Elsewhere, like in Durham and Fayetteville, the postal service data showed large losses in both the downtown and surrounding areas.

The Fayetteville metro area reported the largest net loss in the state with about 24,000 more businesses and households moving out than moving in.

NC Chamber president and CEO Gary Salamido said while the state has lost businesses through the years, he doesn't think it is caused by anything about the state.

"We're so competitive for those ones that did, it wasn't anything about North Carolina, it was just perhaps where an executive is going to live or perhaps it was just some other cultural issue that they were comfortable with, or perhaps they just got a better bid from some other state," he said.

He said where the state continues to grow depends a little on what type of businesses the state attracts.

"It really depends on the industry.
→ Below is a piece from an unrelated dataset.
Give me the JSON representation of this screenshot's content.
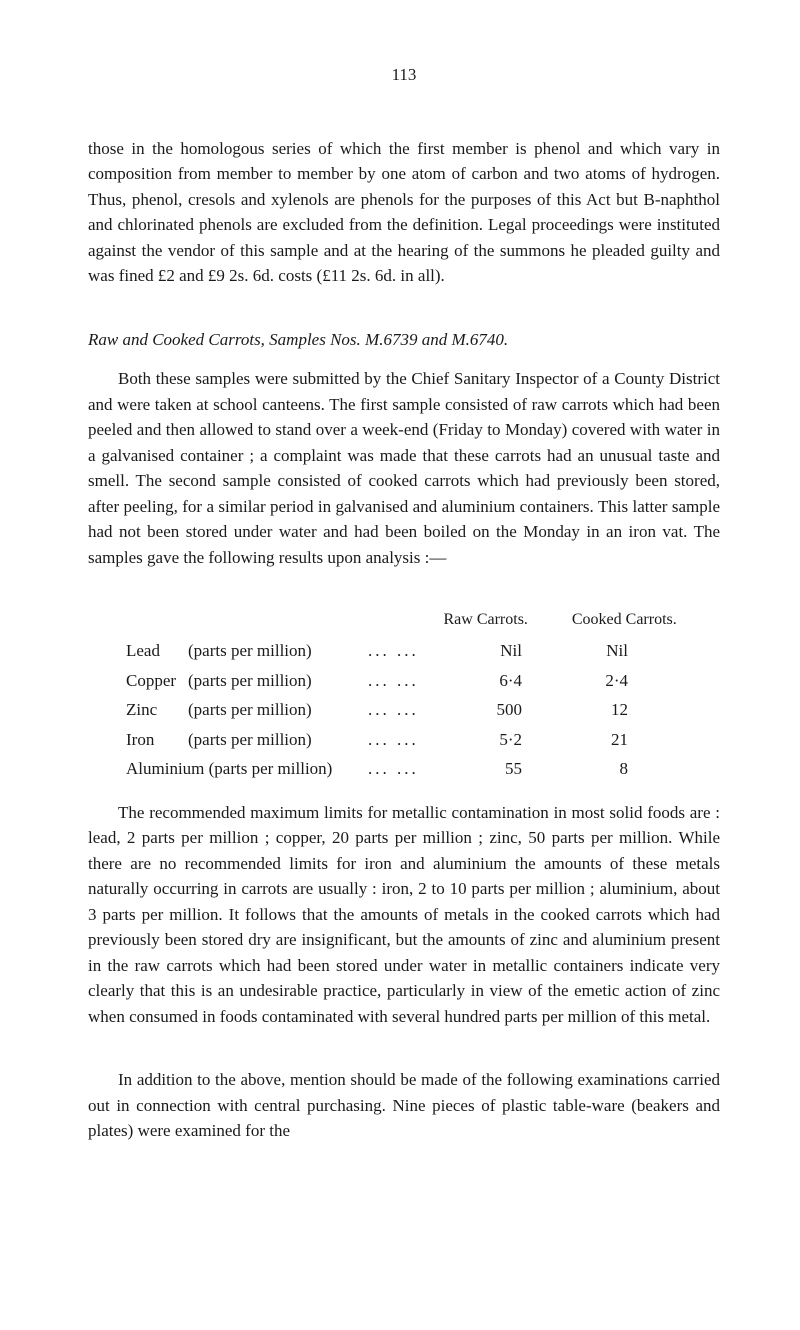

Those that are in the financial services, technology, pharmaceuticals, on the research side, they want to be in more urban settings. If they're manufacturing, advanced manufacturing, they need a more non-urban setting," he explained.

Salamido said going forward to keep the state on the upward growth trend, the biggest challenge is going to be ensuring there is a strong reliable workforce, something Gov. Roy Cooper recently spoke about.

"All of the states are competing, all the states are in the same place. Are we going to be the state that can not only address the needs of a company today but do they have a reliable pipeline for the future? Can they see how we're going to continue to produce the talent?" he said.